Los católicos norteamericanos intentan presionar al jefe del Gobierno vasco, Aguirre, para que se rinda a las fuerzas nacionales. Reunión entre los líderes republicanos Líster, Nenni, Valdés y el comandante «Carlos».
Barcelona, 2 de abril, viernes
George y Ramón Ybarra habían llegado a Barcelona a la hora del crepúsculo. El viaje por Francia fue lento y pesado. El automóvil en que lo hicieron era casi una antigualla, que más de una vez los sorprendió con una explosión imprevista o con vapores provenientes del radiador debidos al sobrecalentamiento. La primera noche la pasaron en Aurillac, una hermosa localidad de la Auvernia, en una posada que debía de tener más de cien años, regentada por un amable matrimonio de comunistas católicos.

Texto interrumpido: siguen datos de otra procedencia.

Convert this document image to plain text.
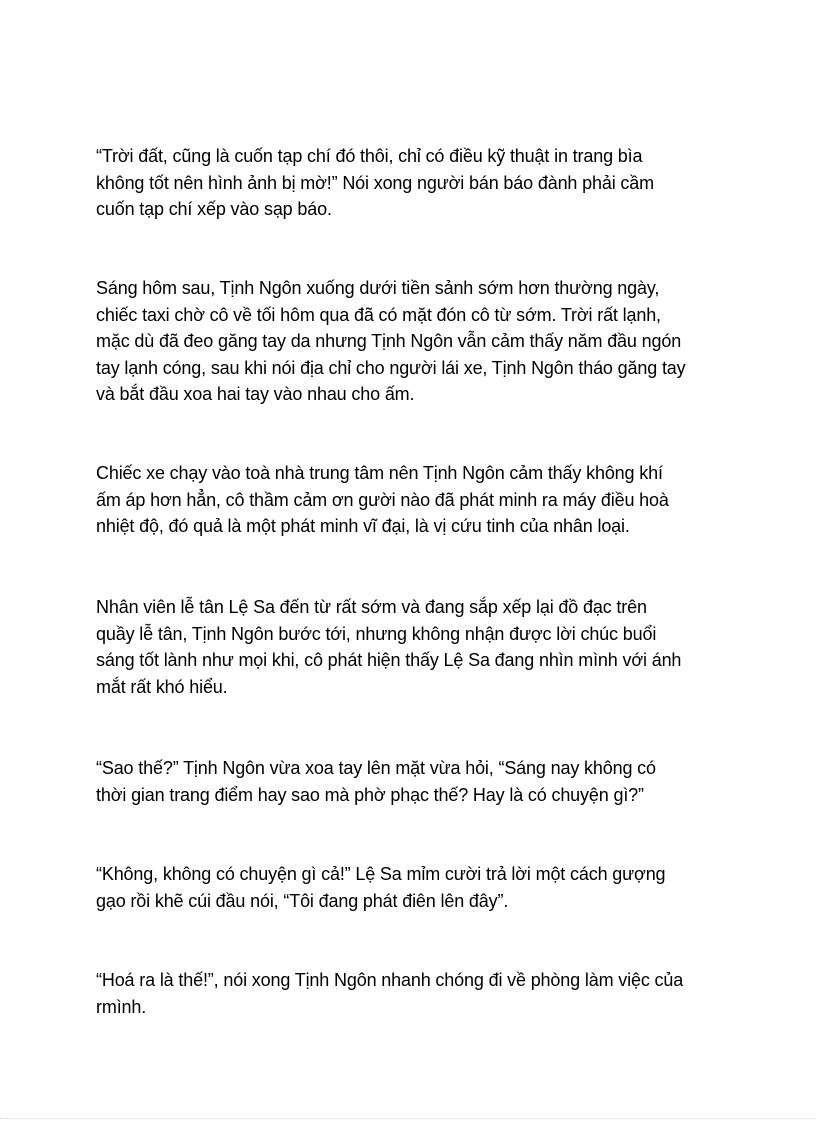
“Trời đất, cũng là cuốn tạp chí đó thôi, chỉ có điều kỹ thuật in trang bìa
không tốt nên hình ảnh bị mờ!” Nói xong người bán báo đành phải cầm
cuốn tạp chí xếp vào sạp báo.

Sáng hôm sau, Tịnh Ngôn xuống dưới tiền sảnh sớm hơn thường ngày,
chiếc taxi chờ cô về tối hôm qua đã có mặt đón cô từ sớm. Trời rất lạnh,
mặc dù đã đeo găng tay da nhưng Tịnh Ngôn vẫn cảm thấy năm đầu ngón
tay lạnh cóng, sau khi nói địa chỉ cho người lái xe, Tịnh Ngôn tháo găng tay
và bắt đầu xoa hai tay vào nhau cho ấm.

Chiếc xe chạy vào toà nhà trung tâm nên Tịnh Ngôn cảm thấy không khí
ấm áp hơn hẳn, cô thầm cảm ơn gười nào đã phát minh ra máy điều hoà
nhiệt độ, đó quả là một phát minh vĩ đại, là vị cứu tinh của nhân loại.

Nhân viên lễ tân Lệ Sa đến từ rất sớm và đang sắp xếp lại đồ đạc trên
quầy lễ tân, Tịnh Ngôn bước tới, nhưng không nhận được lời chúc buổi
sáng tốt lành như mọi khi, cô phát hiện thấy Lệ Sa đang nhìn mình với ánh
mắt rất khó hiểu.

“Sao thế?” Tịnh Ngôn vừa xoa tay lên mặt vừa hỏi, “Sáng nay không có
thời gian trang điểm hay sao mà phờ phạc thế? Hay là có chuyện gì?”

“Không, không có chuyện gì cả!” Lệ Sa mỉm cười trả lời một cách gượng
gạo rồi khẽ cúi đầu nói, “Tôi đang phát điên lên đây”.

“Hoá ra là thế!”, nói xong Tịnh Ngôn nhanh chóng đi về phòng làm việc của
rmình.
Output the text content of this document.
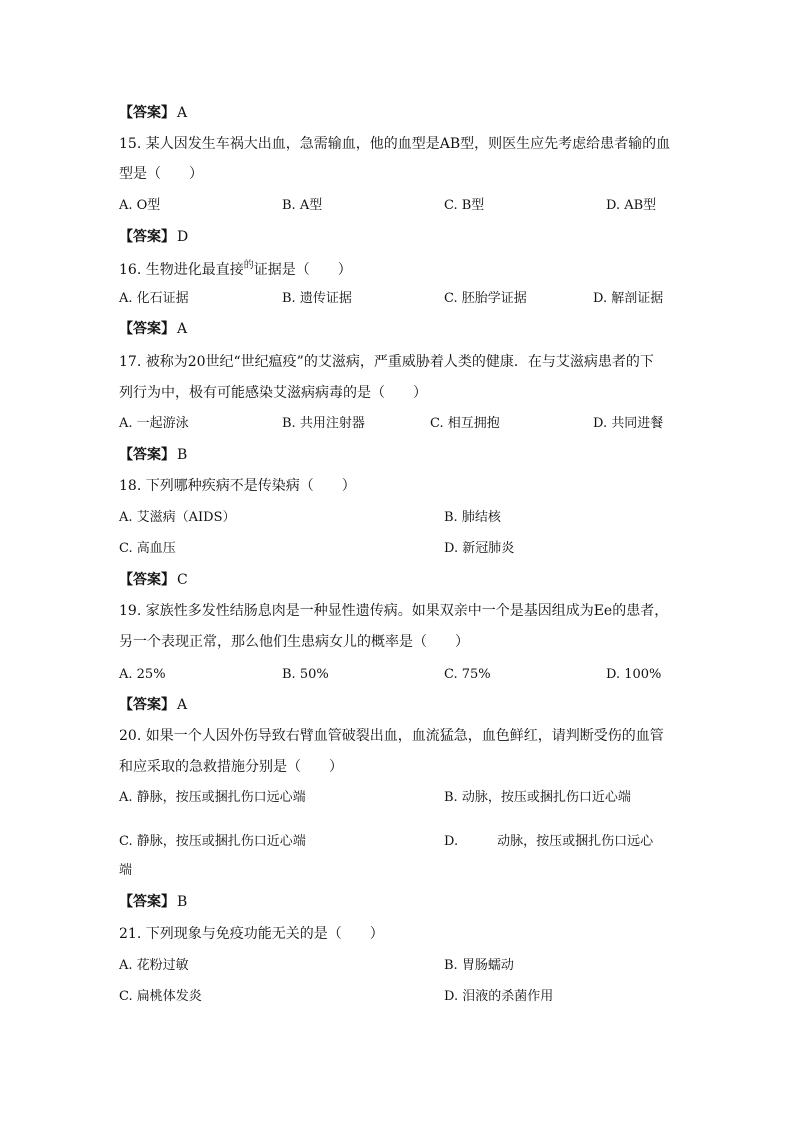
【答案】 A
15. 某人因发生车祸大出血，急需输血，他的血型是AB型，则医生应先考虑给患者输的血
型是（　　）
A. O型	B. A型	C. B型	D. AB型
【答案】 D
16. 生物进化最直接$^的$证据是（　　）
A. 化石证据	B. 遗传证据	C. 胚胎学证据	D. 解剖证据
【答案】 A
17. 被称为20世纪“世纪瘟疫”的艾滋病，严重威胁着人类的健康．在与艾滋病患者的下
列行为中，极有可能感染艾滋病病毒的是（　　）
A. 一起游泳	B. 共用注射器	C. 相互拥抱	D. 共同进餐
【答案】 B
18. 下列哪种疾病不是传染病（　　）
A. 艾滋病（AIDS）	B. 肺结核
C. 高血压	D. 新冠肺炎
【答案】 C
19. 家族性多发性结肠息肉是一种显性遗传病。如果双亲中一个是基因组成为Ee的患者，
另一个表现正常，那么他们生患病女儿的概率是（　　）
A. 25%	B. 50%	C. 75%	D. 100%
【答案】 A
20. 如果一个人因外伤导致右臂血管破裂出血，血流猛急，血色鲜红，请判断受伤的血管
和应采取的急救措施分别是（　　）
A. 静脉，按压或捆扎伤口远心端	B. 动脉，按压或捆扎伤口近心端
C. 静脉，按压或捆扎伤口近心端	D.　　　动脉，按压或捆扎伤口远心
端
【答案】 B
21. 下列现象与免疫功能无关的是（　　）
A. 花粉过敏	B. 胃肠蠕动
C. 扁桃体发炎	D. 泪液的杀菌作用
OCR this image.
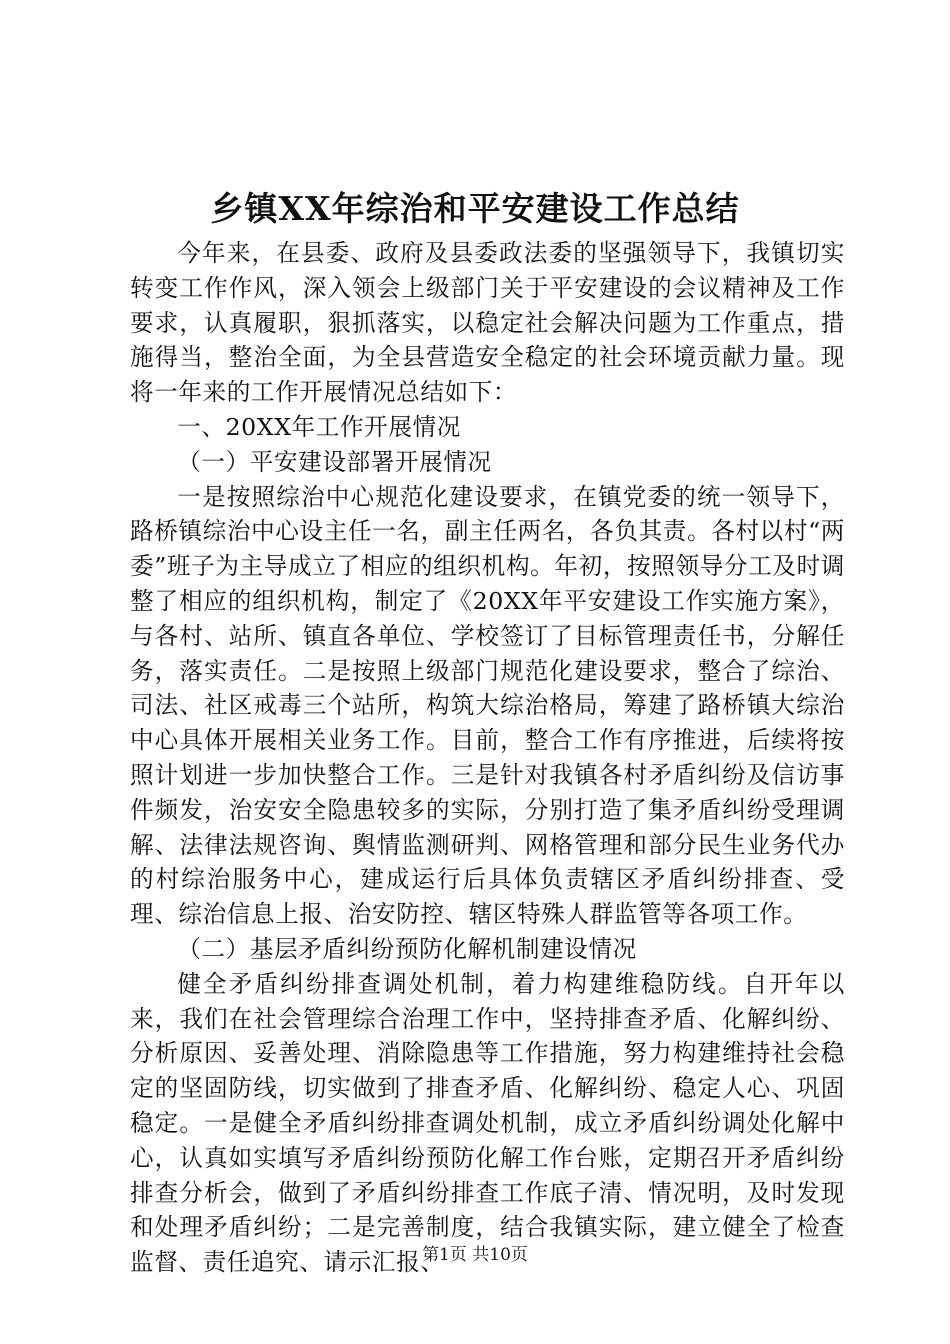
乡镇XX年综治和平安建设工作总结

今年来，在县委、政府及县委政法委的坚强领导下，我镇切实转变工作作风，深入领会上级部门关于平安建设的会议精神及工作要求，认真履职，狠抓落实，以稳定社会解决问题为工作重点，措施得当，整治全面，为全县营造安全稳定的社会环境贡献力量。现将一年来的工作开展情况总结如下：

一、20XX年工作开展情况

（一）平安建设部署开展情况

一是按照综治中心规范化建设要求，在镇党委的统一领导下，路桥镇综治中心设主任一名，副主任两名，各负其责。各村以村“两委”班子为主导成立了相应的组织机构。年初，按照领导分工及时调整了相应的组织机构，制定了《20XX年平安建设工作实施方案》，与各村、站所、镇直各单位、学校签订了目标管理责任书，分解任务，落实责任。二是按照上级部门规范化建设要求，整合了综治、司法、社区戒毒三个站所，构筑大综治格局，筹建了路桥镇大综治中心具体开展相关业务工作。目前，整合工作有序推进，后续将按照计划进一步加快整合工作。三是针对我镇各村矛盾纠纷及信访事件频发，治安安全隐患较多的实际，分别打造了集矛盾纠纷受理调解、法律法规咨询、舆情监测研判、网格管理和部分民生业务代办的村综治服务中心，建成运行后具体负责辖区矛盾纠纷排查、受理、综治信息上报、治安防控、辖区特殊人群监管等各项工作。

（二）基层矛盾纠纷预防化解机制建设情况

健全矛盾纠纷排查调处机制，着力构建维稳防线。自开年以来，我们在社会管理综合治理工作中，坚持排查矛盾、化解纠纷、分析原因、妥善处理、消除隐患等工作措施，努力构建维持社会稳定的坚固防线，切实做到了排查矛盾、化解纠纷、稳定人心、巩固稳定。一是健全矛盾纠纷排查调处机制，成立矛盾纠纷调处化解中心，认真如实填写矛盾纠纷预防化解工作台账，定期召开矛盾纠纷排查分析会，做到了矛盾纠纷排查工作底子清、情况明，及时发现和处理矛盾纠纷；二是完善制度，结合我镇实际，建立健全了检查监督、责任追究、请示汇报、

第1页 共10页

A la mañana siguiente, con las primeras luces del alba, Ramón despertó a George y continuaron su camino hacia el sureste. Llegaron a Perpiñán a la hora de comer. Almorzaron una excelente comida típica de la región y partieron de nuevo, sin más descanso, hacia la frontera con España. Atravesaron los Pirineos y llegaron a Figueras, desde donde fueron bordeando la costa hasta su destino final: Barcelona, la Ciudad Condal, un espléndido y elegante núcleo urbano y capital de Cataluña.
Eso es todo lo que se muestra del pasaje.